О, эти ощущения, фрагменты уходящей жизни… Воспоминания, самые сильные, вонзающиеся, словно гвозди, в нашу бедную плоть… Порка, что задал мне отец ивовым прутом, свежесрезанным, гибким, как змея, жгучая боль, металлический привкус собственной крови во рту. Звонкая музыка золотобитных молотов, запах расплавленного золота и серебра, капающих из тигля, запах старых кирпичей, перемалываемых в порошок, чтобы смешать аффинат, мышей и плесени в камерах Пьомби, моря, водорослей и людей, сходящих с галер, прибывающих в Венецию.

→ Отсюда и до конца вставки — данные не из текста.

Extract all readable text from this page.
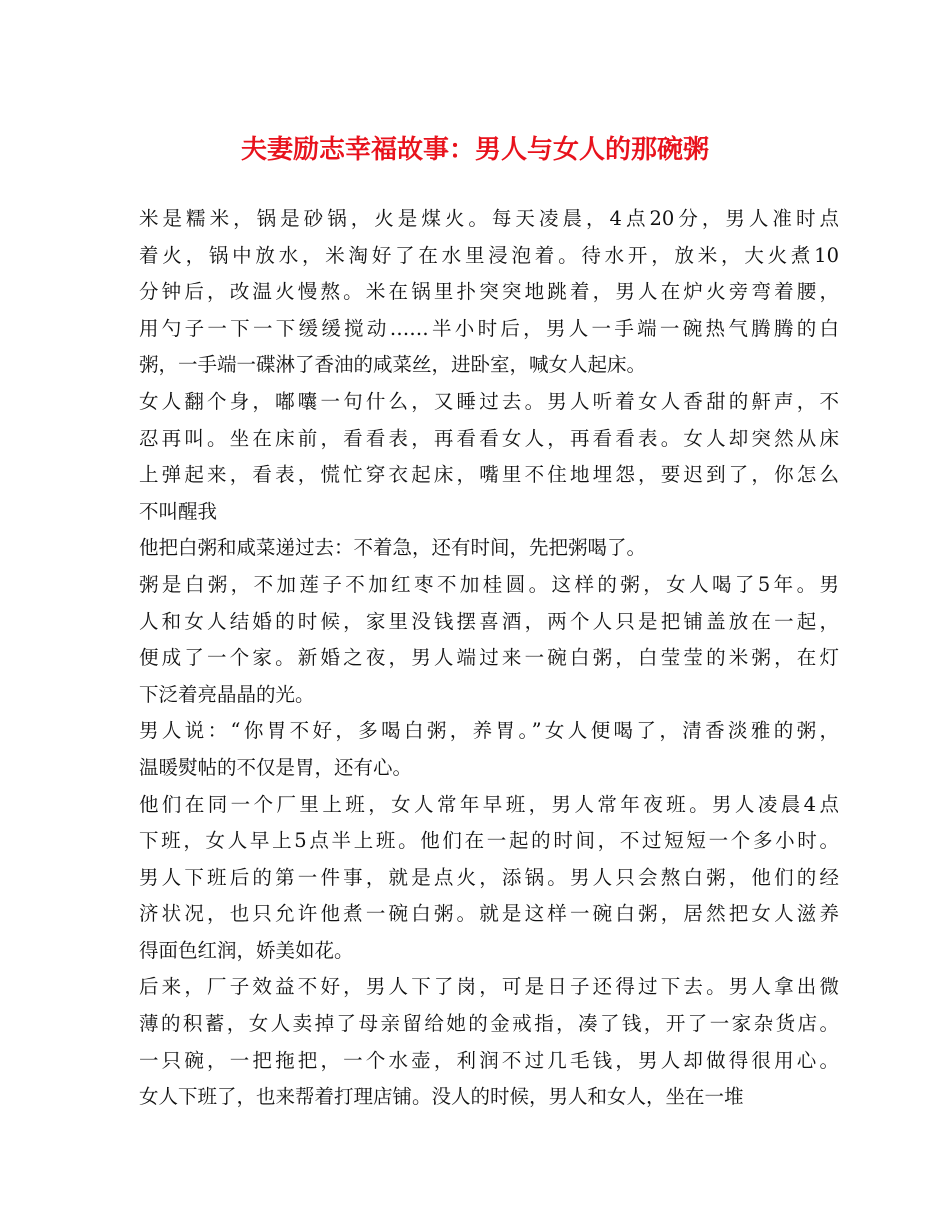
夫妻励志幸福故事：男人与女人的那碗粥
米是糯米，锅是砂锅，火是煤火。每天凌晨，4点20分，男人准时点
着火，锅中放水，米淘好了在水里浸泡着。待水开，放米，大火煮10
分钟后，改温火慢熬。米在锅里扑突突地跳着，男人在炉火旁弯着腰，
用勺子一下一下缓缓搅动……半小时后，男人一手端一碗热气腾腾的白
粥，一手端一碟淋了香油的咸菜丝，进卧室，喊女人起床。
女人翻个身，嘟囔一句什么，又睡过去。男人听着女人香甜的鼾声，不
忍再叫。坐在床前，看看表，再看看女人，再看看表。女人却突然从床
上弹起来，看表，慌忙穿衣起床，嘴里不住地埋怨，要迟到了，你怎么
不叫醒我
他把白粥和咸菜递过去：不着急，还有时间，先把粥喝了。
粥是白粥，不加莲子不加红枣不加桂圆。这样的粥，女人喝了5年。男
人和女人结婚的时候，家里没钱摆喜酒，两个人只是把铺盖放在一起，
便成了一个家。新婚之夜，男人端过来一碗白粥，白莹莹的米粥，在灯
下泛着亮晶晶的光。
男人说：“你胃不好，多喝白粥，养胃。”女人便喝了，清香淡雅的粥，
温暖熨帖的不仅是胃，还有心。
他们在同一个厂里上班，女人常年早班，男人常年夜班。男人凌晨4点
下班，女人早上5点半上班。他们在一起的时间，不过短短一个多小时。
男人下班后的第一件事，就是点火，添锅。男人只会熬白粥，他们的经
济状况，也只允许他煮一碗白粥。就是这样一碗白粥，居然把女人滋养
得面色红润，娇美如花。
后来，厂子效益不好，男人下了岗，可是日子还得过下去。男人拿出微
薄的积蓄，女人卖掉了母亲留给她的金戒指，凑了钱，开了一家杂货店。
一只碗，一把拖把，一个水壶，利润不过几毛钱，男人却做得很用心。
女人下班了，也来帮着打理店铺。没人的时候，男人和女人，坐在一堆
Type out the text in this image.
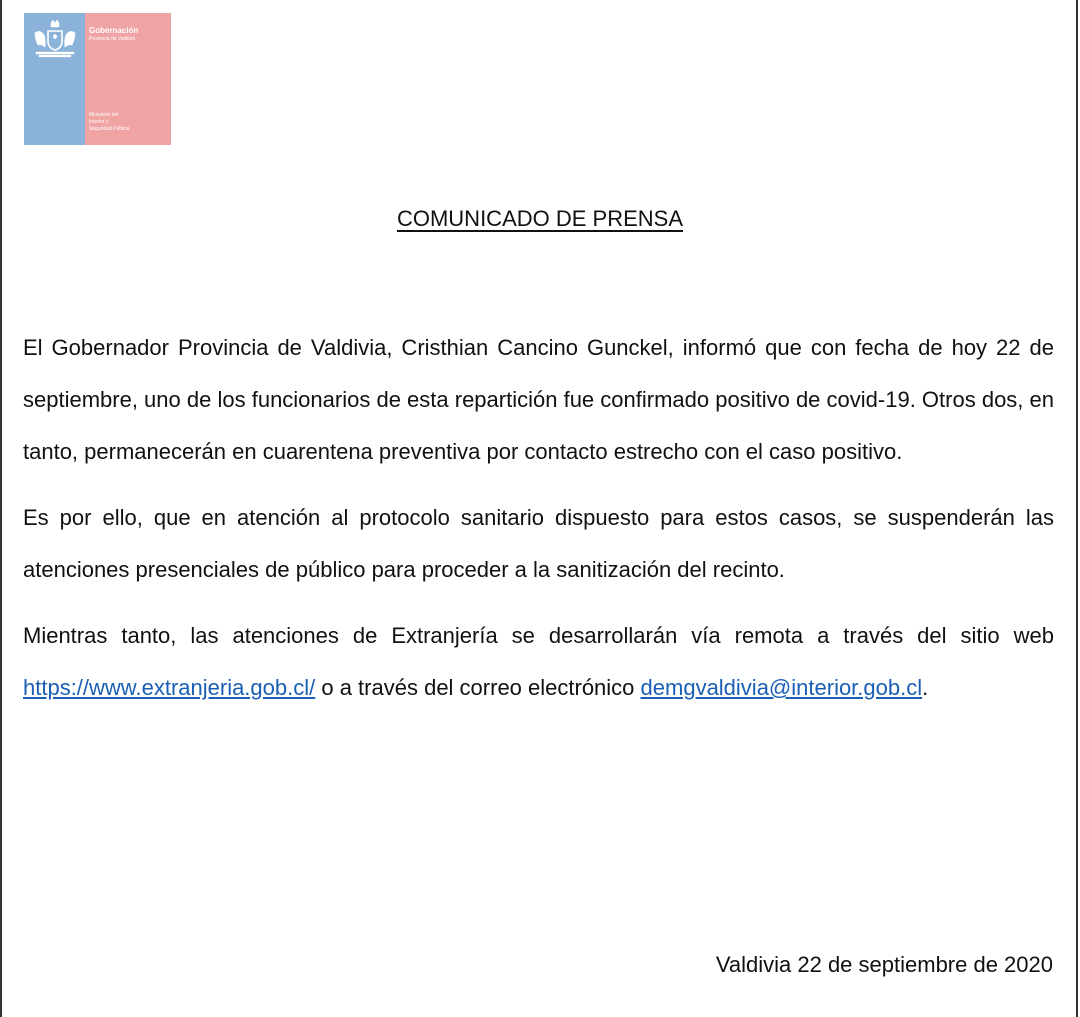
Gobernación
Provincia de Valdivia
Ministerio del
Interior y
Seguridad Pública
COMUNICADO DE PRENSA

El Gobernador Provincia de Valdivia, Cristhian Cancino Gunckel, informó que con fecha de hoy 22 de septiembre, uno de los funcionarios de esta repartición fue confirmado positivo de covid-19. Otros dos, en tanto, permanecerán en cuarentena preventiva por contacto estrecho con el caso positivo.

Es por ello, que en atención al protocolo sanitario dispuesto para estos casos, se suspenderán las atenciones presenciales de público para proceder a la sanitización del recinto.

Mientras tanto, las atenciones de Extranjería se desarrollarán vía remota a través del sitio web https://www.extranjeria.gob.cl/ o a través del correo electrónico demgvaldivia@interior.gob.cl.

Valdivia 22 de septiembre de 2020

А после – голоса, языки, наречия, мешавшиеся в Риальто и на складах: венецианцы, падуанцы, кьоджотти, фриуланцы, евреи, немцы, богемцы, турки, греки, армяне; и шепот проституток, и крики менял у Сан-Якомето, и колокола Сан-Марко, и алая хоругвь «Бучинторо», хлопающая на ветру… Как от всего этого хотелось жить! И как прекрасна была молодость!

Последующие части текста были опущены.